Un lettore mi fa notare che «da più di un anno, anche in area cattolica, non si fa altro che parlare del Covid e del vaccino, come se il tempo e il mondo si fossero fermati intorno a questi due argomenti. Purtroppo […] la dissoluzione avanza velocemente anche in altri campi». Particolarmente inquietanti sono «l’inarrestabile ascesa della teoria del gender e l’affacciarsi sempre più minaccioso della cancel culture». Non si può non concordare.
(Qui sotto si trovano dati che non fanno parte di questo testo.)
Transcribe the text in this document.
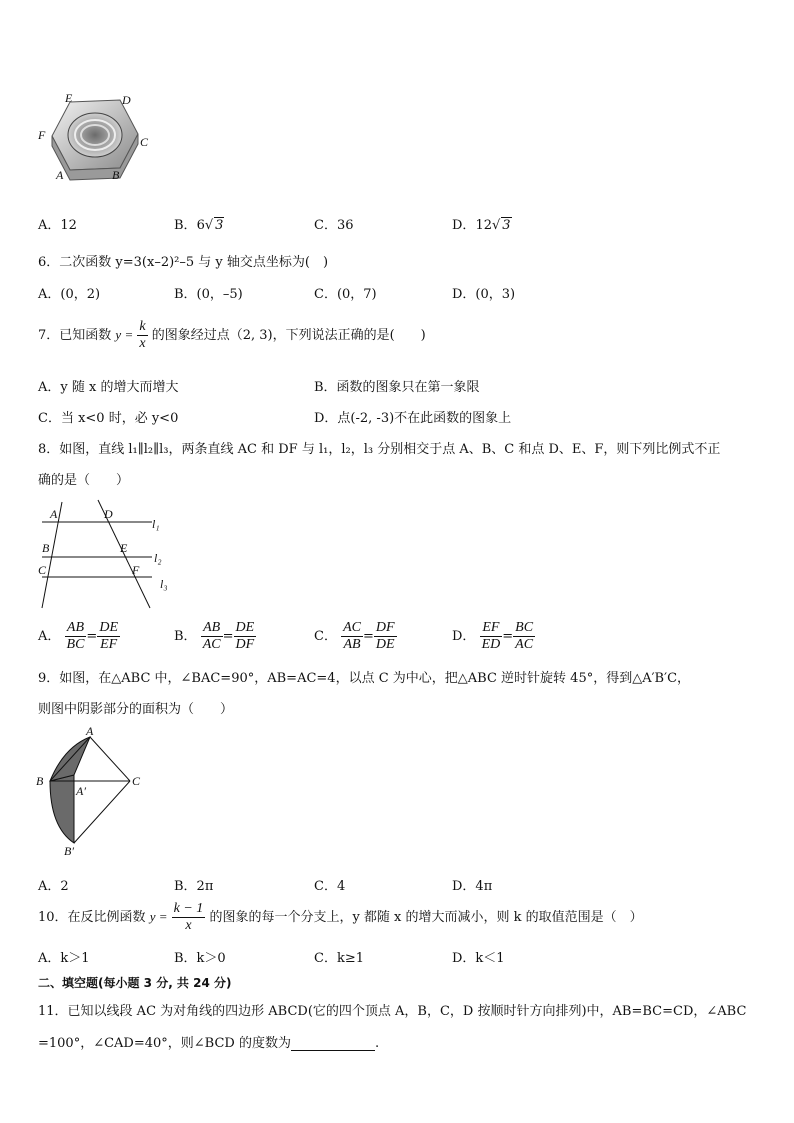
E	D
F	C
A	B
A．12	B．6√ 3	C．36	D．12√ 3
6．二次函数 y=3(x–2)²–5 与 y 轴交点坐标为(　)
A．(0，2)	B．(0，–5)	C．(0，7)	D．(0，3)
7．已知函数 $y = \frac{k}{x}$ 的图象经过点（2, 3)，下列说法正确的是(　　)
A．y 随 x 的增大而增大	B．函数的图象只在第一象限
C．当 x<0 时，必 y<0	D．点(-2, -3)不在此函数的图象上
8．如图，直线 l₁∥l₂∥l₃，两条直线 AC 和 DF 与 l₁，l₂，l₃ 分别相交于点 A、B、C 和点 D、E、F，则下列比例式不正
确的是（　　）
A	D
l₁
B	E
l₂
C	F
l₃
A． $\frac{AB}{BC} = \frac{DE}{EF}$	B． $\frac{AB}{AC} = \frac{DE}{DF}$	C． $\frac{AC}{AB} = \frac{DF}{DE}$	D． $\frac{EF}{ED} = \frac{BC}{AC}$
9．如图，在△ABC 中，∠BAC=90°，AB=AC=4，以点 C 为中心，把△ABC 逆时针旋转 45°，得到△A′B′C，
则图中阴影部分的面积为（　　）
A
B	C
A′
B′
A．2	B．2π	C．4	D．4π
10．在反比例函数 $y = \frac{k - 1}{x}$ 的图象的每一个分支上，y 都随 x 的增大而减小，则 k 的取值范围是（　）
A．k＞1	B．k＞0	C．k≥1	D．k＜1
二、填空题(每小题 3 分, 共 24 分)
11．已知以线段 AC 为对角线的四边形 ABCD(它的四个顶点 A，B，C，D 按顺时针方向排列)中，AB=BC=CD，∠ABC
=100°，∠CAD=40°，则∠BCD 的度数为	.
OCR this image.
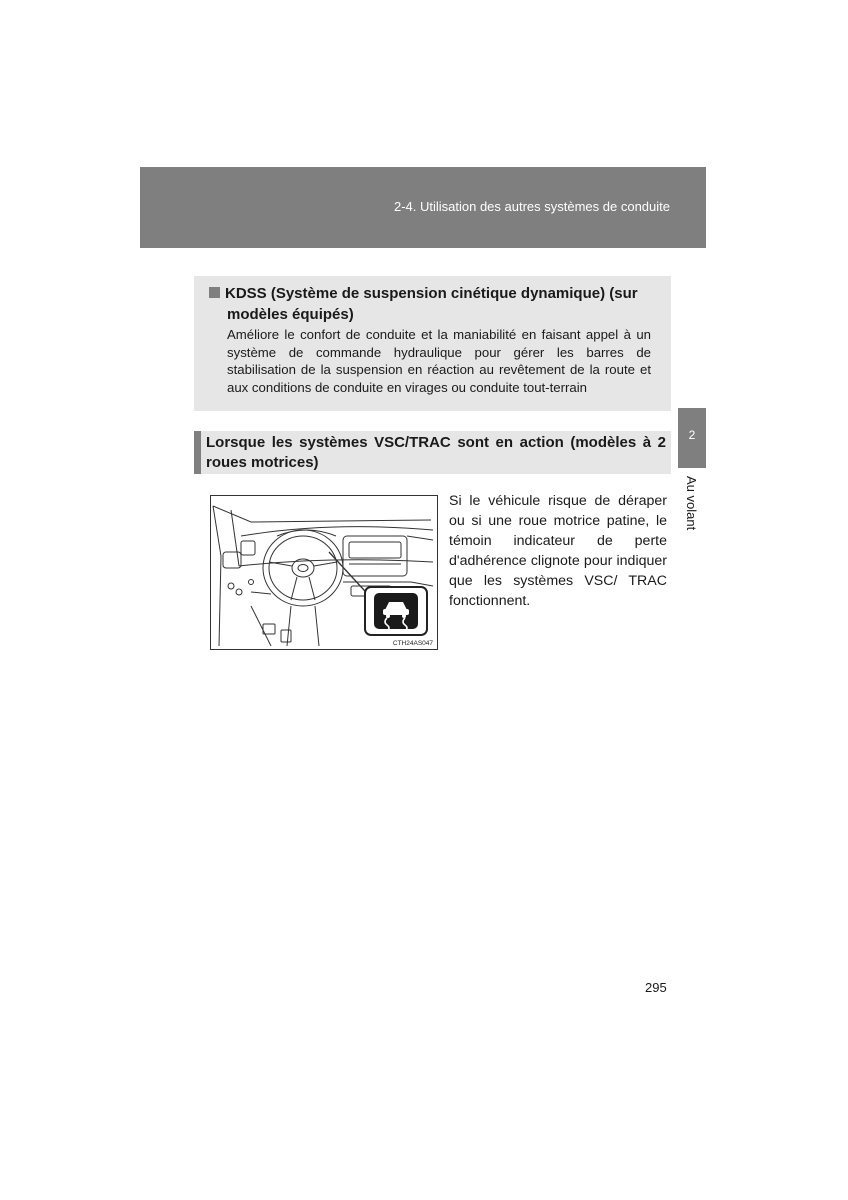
2-4. Utilisation des autres systèmes de conduite
KDSS (Système de suspension cinétique dynamique) (sur
modèles équipés)
Améliore le confort de conduite et la maniabilité en faisant appel à un système de commande hydraulique pour gérer les barres de stabilisation de la suspension en réaction au revêtement de la route et aux conditions de conduite en virages ou conduite tout-terrain
Lorsque les systèmes VSC/TRAC sont en action (modèles à 2 roues motrices)
2
Au volant
CTH24AS047
Si le véhicule risque de déraper ou si une roue motrice patine, le témoin indicateur de perte d'adhérence clignote pour indiquer que les systèmes VSC/ TRAC fonctionnent.
295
Se anche qui ci siamo soffermati a lungo su questo problema, è perché ci troviamo in un’emergenza sanitaria del tutto inedita, dovuta non tanto a un agente patogeno non ancora ben identificato e, comunque, non così pericoloso come è stato presentato, quanto piuttosto all’approccio erroneo imposto dalle istituzioni pubbliche, all’insensata proibizione delle cure efficaci e all’imposizione di un prodotto sperimentale spacciato per terapia preventiva.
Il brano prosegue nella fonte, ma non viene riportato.